Glasgow Royal Concert Hall

Keith Bruce

In what was a well-filled programme in front of a well-filled hall, Steven Osborne playing Ravel's Piano Concerto was always going to be a highlight. And if his eloquent and moving performance of the exquisite solo movement was everything one might have anticipated, it may nonetheless be his encore solo of Gershwin's I Loves You Porgy that remains among the top musical moments of the year for everyone who heard it.

The rest of the evening was all about an orchestra firing on all cylinders for music director Peter Oundjian. Perhaps, though, the conductor was overly concerned to hold something back for the climactic moments of Respighi's Pines of Rome as the augmented brass section and Mark Hindley's organ marched boldly up the Appian Way, with principle tuba John Whitener wielding the eye-catching contrabass trombone. It was a fitting climax of lavish orchestration, even if its substance cannot match the compositional skill of Maurice Ravel, himself no slouch in the scoring department of course.

The concert's first half had provided slightly earlier 20th century examples of colourful arranging of melodies out of the top drawer from very different hands.

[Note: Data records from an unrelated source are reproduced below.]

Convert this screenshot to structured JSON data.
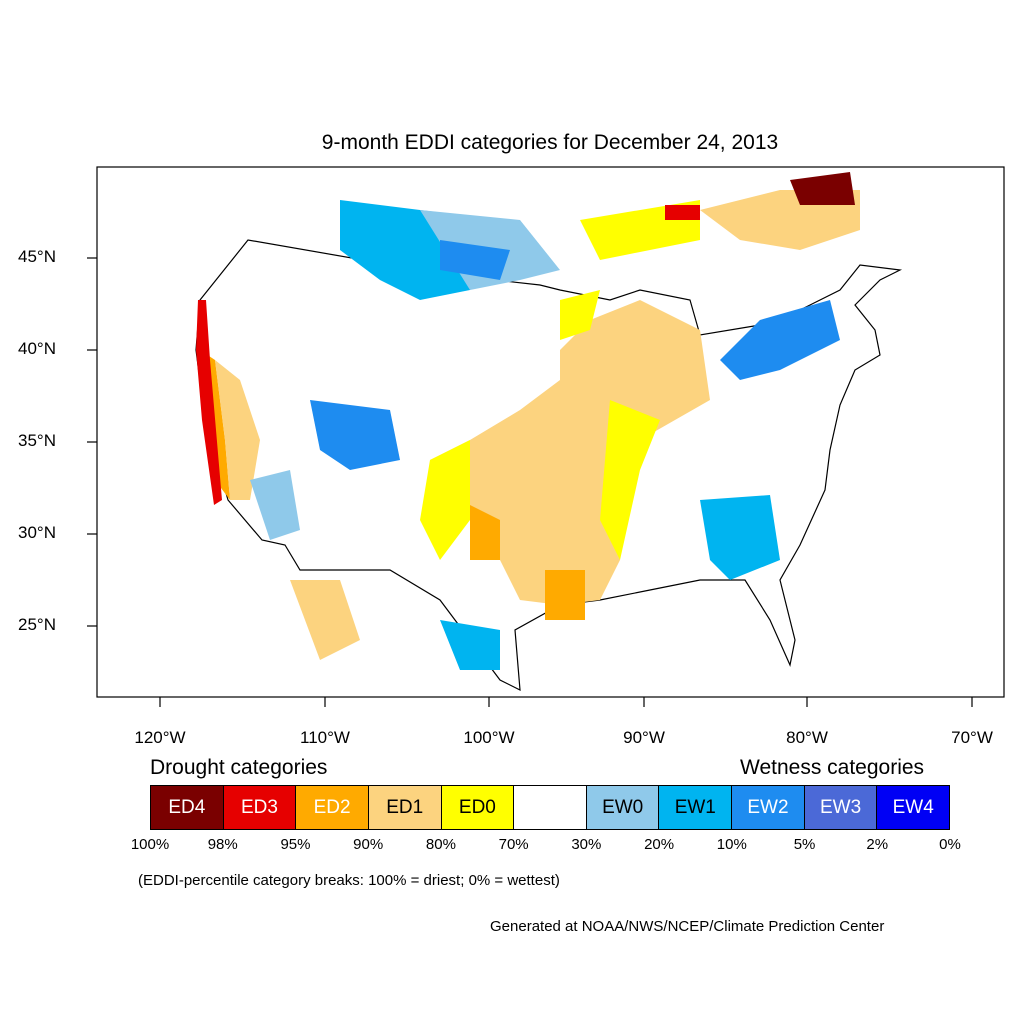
{
  "title": "9-month EDDI categories for December 24, 2013",
  "map": {
    "lat_ticks": [
      "45°N",
      "40°N",
      "35°N",
      "30°N",
      "25°N"
    ],
    "lon_ticks": [
      "120°W",
      "110°W",
      "100°W",
      "90°W",
      "80°W",
      "70°W"
    ],
    "region": "Contiguous United States"
  },
  "legend": {
    "drought_heading": "Drought categories",
    "wetness_heading": "Wetness categories",
    "categories": [
      {
        "label": "ED4",
        "color": "#7a0000",
        "text_color": "#ffffff"
      },
      {
        "label": "ED3",
        "color": "#e60000",
        "text_color": "#ffffff"
      },
      {
        "label": "ED2",
        "color": "#ffaa00",
        "text_color": "#ffffff"
      },
      {
        "label": "ED1",
        "color": "#fcd37f",
        "text_color": "#000000"
      },
      {
        "label": "ED0",
        "color": "#ffff00",
        "text_color": "#000000"
      },
      {
        "label": "",
        "color": "#ffffff",
        "text_color": "#000000"
      },
      {
        "label": "EW0",
        "color": "#8fc9ea",
        "text_color": "#000000"
      },
      {
        "label": "EW1",
        "color": "#00b4f0",
        "text_color": "#000000"
      },
      {
        "label": "EW2",
        "color": "#1e8cf0",
        "text_color": "#ffffff"
      },
      {
        "label": "EW3",
        "color": "#4b69d7",
        "text_color": "#ffffff"
      },
      {
        "label": "EW4",
        "color": "#0000f5",
        "text_color": "#ffffff"
      }
    ],
    "breaks": [
      "100%",
      "98%",
      "95%",
      "90%",
      "80%",
      "70%",
      "30%",
      "20%",
      "10%",
      "5%",
      "2%",
      "0%"
    ]
  },
  "note": "(EDDI-percentile category breaks: 100% = driest; 0% = wettest)",
  "credit": "Generated at NOAA/NWS/NCEP/Climate Prediction Center"
}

Elgar's Introduction and Allegro for Strings had a superb string quartet of the orchestra's principles, led by Maya Iwabuchi, at its heart, but the superb playing of the RSNO's strings perhaps lacked a little of the piece's required dynamic range. Stravinsky's Firebird Suite is also a string feast at the start, before the brass takes the spotlight. If it is unusual to hear it programmed before an interval, that maybe accounted for the fact that this gorgeous dance music seemed just a little restrained.